The human resources consultant who advised the college on its redundancy plan was later appointed without interview to the college's governing board and then to the special governors' committee, which recommended the dismissals. And it would have heard that one of the able-bodied vice-principals who kept his job was clerk to the governing board, contrary to rules governing the running of further education colleges.

Just days before they were dismissed, both men had received glowing reports from the Further Education Funding Council. The catering courses run by Mr Sheils had been judged to be "good", while Mr Holland's media and drama courses were said to be "outstanding".

SLOWED PROGRESS?

Bournemouth University has agreed to set up a governors' panel to examine claims by Bob Giddings that his disability led to "retarded career development".

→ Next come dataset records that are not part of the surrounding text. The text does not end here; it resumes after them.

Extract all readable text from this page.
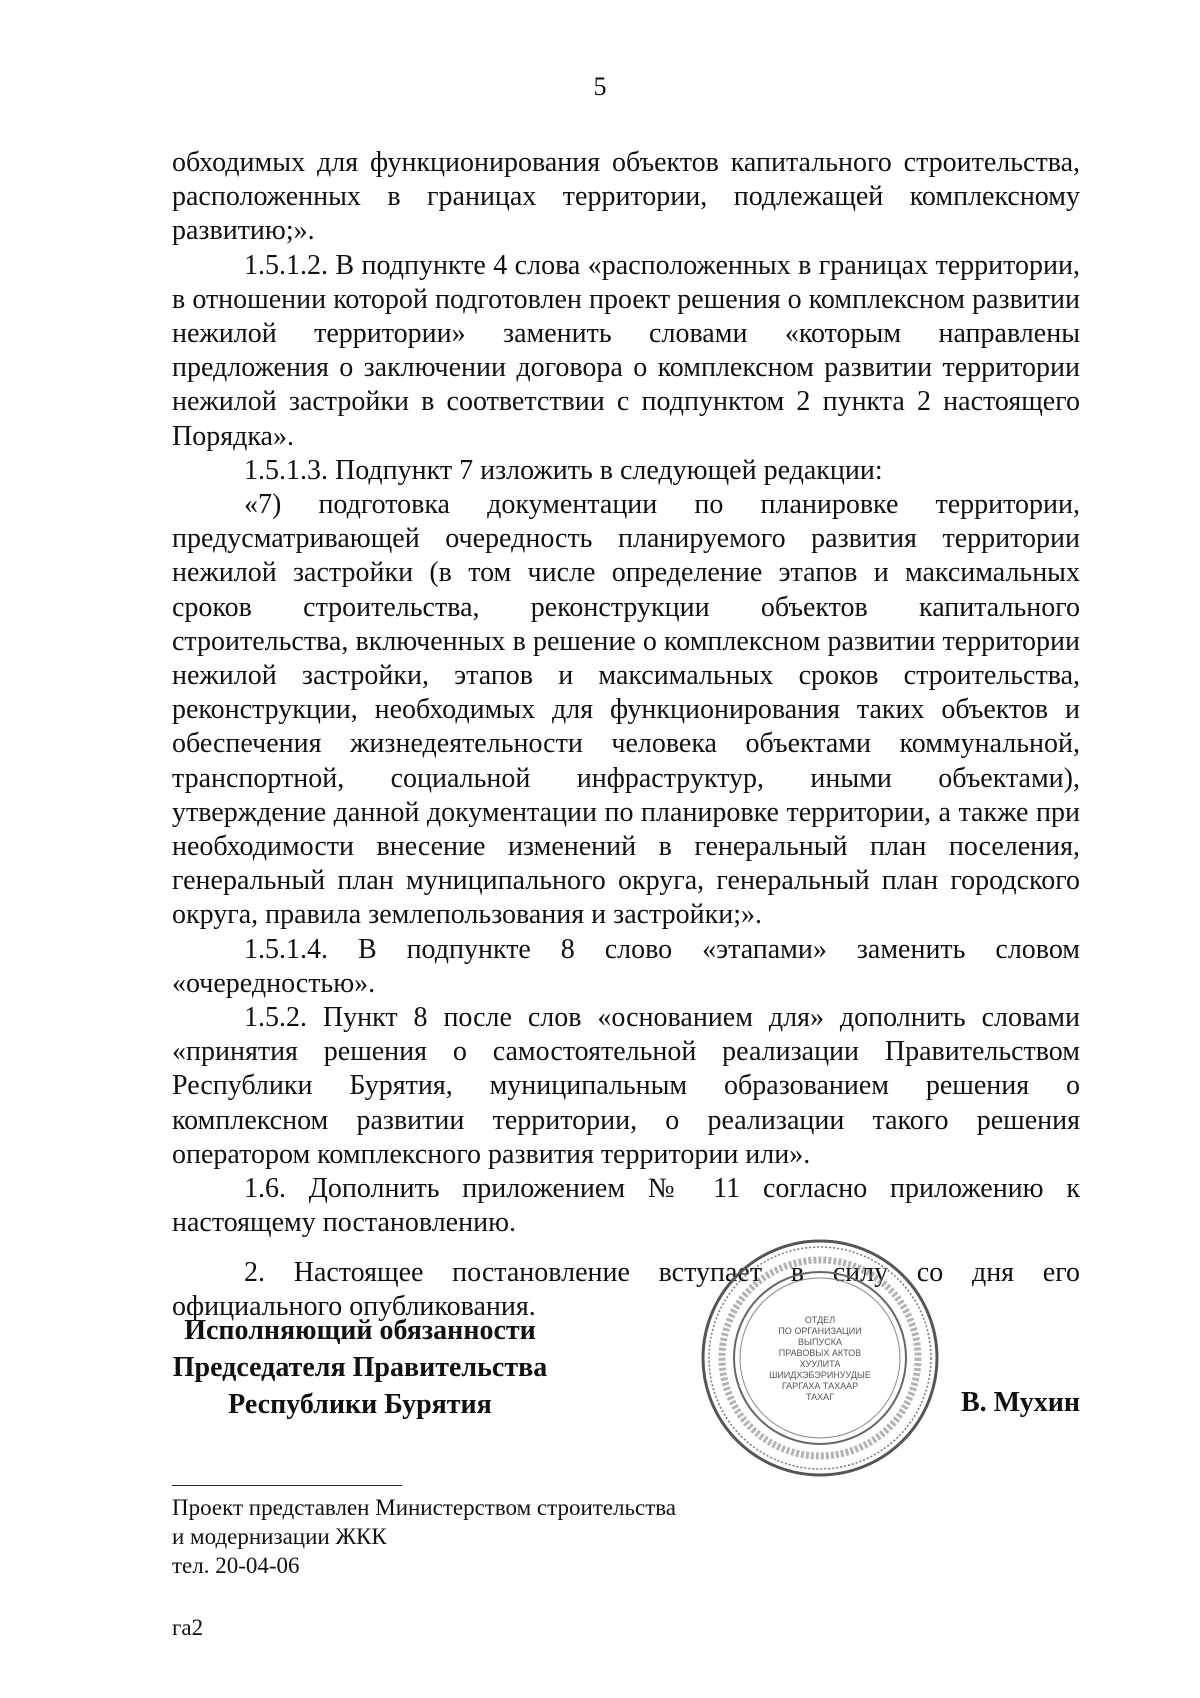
5

обходимых для функционирования объектов капитального строительства, расположенных в границах территории, подлежащей комплексному развитию;».

1.5.1.2. В подпункте 4 слова «расположенных в границах территории, в отношении которой подготовлен проект решения о комплексном развитии нежилой территории» заменить словами «которым направлены предложения о заключении договора о комплексном развитии территории нежилой застройки в соответствии с подпунктом 2 пункта 2 настоящего Порядка».

1.5.1.3. Подпункт 7 изложить в следующей редакции:

«7) подготовка документации по планировке территории, предусматривающей очередность планируемого развития территории нежилой застройки (в том числе определение этапов и максимальных сроков строительства, реконструкции объектов капитального строительства, включенных в решение о комплексном развитии территории нежилой застройки, этапов и максимальных сроков строительства, реконструкции, необходимых для функционирования таких объектов и обеспечения жизнедеятельности человека объектами коммунальной, транспортной, социальной инфраструктур, иными объектами), утверждение данной документации по планировке территории, а также при необходимости внесение изменений в генеральный план поселения, генеральный план муниципального округа, генеральный план городского округа, правила землепользования и застройки;».

1.5.1.4. В подпункте 8 слово «этапами» заменить словом «очередностью».

1.5.2. Пункт 8 после слов «основанием для» дополнить словами «принятия решения о самостоятельной реализации Правительством Республики Бурятия, муниципальным образованием решения о комплексном развитии территории, о реализации такого решения оператором комплексного развития территории или».

1.6. Дополнить приложением № 11 согласно приложению к настоящему постановлению.

2. Настоящее постановление вступает в силу со дня его официального опубликования.

Исполняющий обязанности
Председателя Правительства
Республики Бурятия
ОТДЕЛ
ПО ОРГАНИЗАЦИИ
ВЫПУСКА
ПРАВОВЫХ АКТОВ
ХУУЛИТА
ШИИДХЭБЭРИНУУДЫЕ
ГАРГАХА ТАХААР
ТАХАГ	В. Мухин
Проект представлен Министерством строительства
и модернизации ЖКК
тел. 20-04-06
га2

Giddings, who is paralysed through polio, joined Bournemouth as a senior lecturer in communication studies in 1982. He was not given a readership until 1994, and finally won his professorship in 1996. He is seeking an increase in his salary, and compensation for being "held back".

Key to his argument is his claim that he was passed over for promotion several times in his career, and that he was deliberately excluded from entering his research in the research assessment exercise.

In 1986, he failed to reach the shortlist for a principal lecturer's post and claims the successful applicant was less-well qualified. Later in the same year, he was passed over for a readership.

In the early 1990s he was treated for depression after a series of disputes with senior managers about his right to criticise the way the university was run. Giddings believes these disputes were driven by disability discrimination.

During one disagreement, lecturers' union Natfhe accused the university of ignoring Giddings's right as an academic, under the law, to "put forward controversial or unpopular ideas". The university pointed out that he also had a duty to "promote the corporate policies of the university". The row led, says his line manager, to "a serious loss of mutual trust and confidence".

Giddings eventually won his chair in 1996, under new vice-chancellor, Gillian Slater.